Mutlu evliliğin sırrı ortaya çıktı
Gerçek mutluluğu mı arıyorsunuz? Evliliğin zaman içindeki rolü ve yaygın yanılgılar üzerine akıcı bir bakışla bilinçli ilişkiler kurun.
Kuşaklar boyu, evliliğe dair ışıltılı bir masal anlatılır: Nikah anında her şeyin kusursuzca yoluna gireceği inancı. Filmler ise tüm gerilimlerin ve şüphelerin o an eriyebileceğini, asıl mutluluğun o noktada başlayacağını vadeder. Fakat Ağustos 2025’te Journal of Personality dergisinde yayımlanan bir çalışma, bu romantik anlatının her zaman gerçeği yansıtmadığını ortaya koyuyor.
Çalışma, evliliğin “mutluluk iksiri” olmadığını veya ilişkinin tüm sorunlarını otomatik olarak çözemediğini gösteriyor. “EVLİLİK HER ŞEYİ ÇÖZER” YANILGISI konusunda uzun süredir süren bir tartışmada, İngiltere ve Almanya’da 1984-2019 yılları arasında toplanan 35 yıllık veriler incelendi. 1.100’ün üzerinde evli katılımcının yaşam doyumu ölçümleri karşılaştırıldı. Amaç belliydi: Evliliğin gerçekten yaşam memnuniyetini artırıp artırmadığını görmek.
Veriler, beklenen büyük “mutluluk sıçramasının” evlilikten değil, ilişkinin başladığı andan itibaren ortaya çıktığını gösterdi. Çiftlerin mutluluk düzeyindeki en görünür artış, iki insanın birbirine aşık olduğu ve ilişkiye adım attığı dönemde yaşanıyordu. Mutluluğun kaynağı, ilişkinin doğasından geliyor; evlilik ise mevcut mutluluğun sürdürülmesiyle ilişkili bir tamamlayıcı olarak görülüyor.
Gerçek mutluluk ise partnerle kurulan bağ, desteklenme hissi ve ilişkinin tatmin edici ve sürdürülebilir olmasıyla şekilleniyor. Dönüm noktası olarak görülen evlenmek ya da birlikte yaşamak bu mutluluğu pekiştirse de yeni bir mutluluk yaratmıyor.

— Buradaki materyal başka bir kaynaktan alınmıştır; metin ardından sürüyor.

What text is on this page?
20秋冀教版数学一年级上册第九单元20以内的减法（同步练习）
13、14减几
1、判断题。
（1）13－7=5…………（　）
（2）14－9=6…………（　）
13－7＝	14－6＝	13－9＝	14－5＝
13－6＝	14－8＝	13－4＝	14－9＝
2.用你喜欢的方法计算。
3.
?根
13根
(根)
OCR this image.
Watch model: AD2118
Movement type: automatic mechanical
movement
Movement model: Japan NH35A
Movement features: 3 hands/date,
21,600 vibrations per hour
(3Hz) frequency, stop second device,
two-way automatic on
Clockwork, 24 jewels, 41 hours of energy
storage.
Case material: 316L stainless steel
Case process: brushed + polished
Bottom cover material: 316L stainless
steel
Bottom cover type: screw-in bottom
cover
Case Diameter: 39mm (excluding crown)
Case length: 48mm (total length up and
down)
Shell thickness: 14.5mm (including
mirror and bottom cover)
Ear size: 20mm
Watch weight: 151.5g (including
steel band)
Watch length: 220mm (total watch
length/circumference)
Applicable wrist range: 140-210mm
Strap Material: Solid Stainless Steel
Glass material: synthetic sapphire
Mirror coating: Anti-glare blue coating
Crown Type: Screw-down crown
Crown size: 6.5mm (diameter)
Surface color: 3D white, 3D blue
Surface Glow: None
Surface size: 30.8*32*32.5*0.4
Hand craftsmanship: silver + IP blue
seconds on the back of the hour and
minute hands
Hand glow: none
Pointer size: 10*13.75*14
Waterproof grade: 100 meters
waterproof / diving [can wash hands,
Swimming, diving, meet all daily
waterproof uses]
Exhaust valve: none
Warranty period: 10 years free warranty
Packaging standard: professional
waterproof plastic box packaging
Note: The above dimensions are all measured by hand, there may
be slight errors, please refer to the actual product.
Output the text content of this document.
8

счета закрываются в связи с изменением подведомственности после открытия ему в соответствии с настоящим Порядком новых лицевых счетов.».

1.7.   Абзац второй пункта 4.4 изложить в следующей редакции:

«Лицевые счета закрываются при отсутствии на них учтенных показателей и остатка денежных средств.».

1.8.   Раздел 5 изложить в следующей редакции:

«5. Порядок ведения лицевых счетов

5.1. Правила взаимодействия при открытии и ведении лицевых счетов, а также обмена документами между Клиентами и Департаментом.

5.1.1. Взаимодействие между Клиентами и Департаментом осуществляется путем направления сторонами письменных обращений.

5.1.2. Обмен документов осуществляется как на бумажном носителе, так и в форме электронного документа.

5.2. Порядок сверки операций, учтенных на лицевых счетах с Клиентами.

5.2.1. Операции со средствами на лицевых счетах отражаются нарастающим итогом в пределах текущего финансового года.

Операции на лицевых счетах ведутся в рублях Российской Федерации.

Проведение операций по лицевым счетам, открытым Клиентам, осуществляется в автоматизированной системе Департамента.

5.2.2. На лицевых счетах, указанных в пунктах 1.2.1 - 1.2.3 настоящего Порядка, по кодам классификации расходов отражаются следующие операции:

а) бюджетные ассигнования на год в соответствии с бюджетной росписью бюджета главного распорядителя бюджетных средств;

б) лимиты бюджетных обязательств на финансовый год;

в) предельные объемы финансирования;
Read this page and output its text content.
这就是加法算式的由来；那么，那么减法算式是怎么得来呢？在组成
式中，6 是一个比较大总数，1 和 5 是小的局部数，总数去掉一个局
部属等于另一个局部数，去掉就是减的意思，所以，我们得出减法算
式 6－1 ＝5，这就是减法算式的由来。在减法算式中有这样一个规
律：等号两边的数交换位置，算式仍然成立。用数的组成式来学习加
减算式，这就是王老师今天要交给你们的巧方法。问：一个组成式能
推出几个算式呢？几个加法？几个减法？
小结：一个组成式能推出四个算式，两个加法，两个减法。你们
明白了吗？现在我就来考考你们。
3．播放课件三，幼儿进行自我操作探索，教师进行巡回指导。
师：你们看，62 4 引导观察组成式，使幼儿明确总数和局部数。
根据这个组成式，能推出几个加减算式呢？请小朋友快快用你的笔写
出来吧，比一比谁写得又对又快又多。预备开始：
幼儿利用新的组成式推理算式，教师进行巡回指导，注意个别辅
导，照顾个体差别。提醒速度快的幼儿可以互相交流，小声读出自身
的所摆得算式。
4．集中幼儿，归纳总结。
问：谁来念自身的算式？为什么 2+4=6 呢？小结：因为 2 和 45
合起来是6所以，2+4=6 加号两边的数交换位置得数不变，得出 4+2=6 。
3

“HER ŞEY DÜZELECEK” TUZAĞI üzerine dikkat çekilen bir diğer nokta ise birçok çiftin sorunlarının evlilikle çözüleceğini düşünmesi. Forbes’tan Mark Travers’a göre evlilik, mevcut sorunları büyütme eğilimine sahip olabilir. Mutlu çiftler genelde zaten sağlam bir temel üzerinde kurulu olanlardır. Onlar için “Evet” demek bir kurtuluş değil, bir kutlama anlamına gelir. Evlilik sonrası da var olan mutluluk sürdürülüyor; asıl sırrı, ilişkinin sürekliliğinde yatıyor.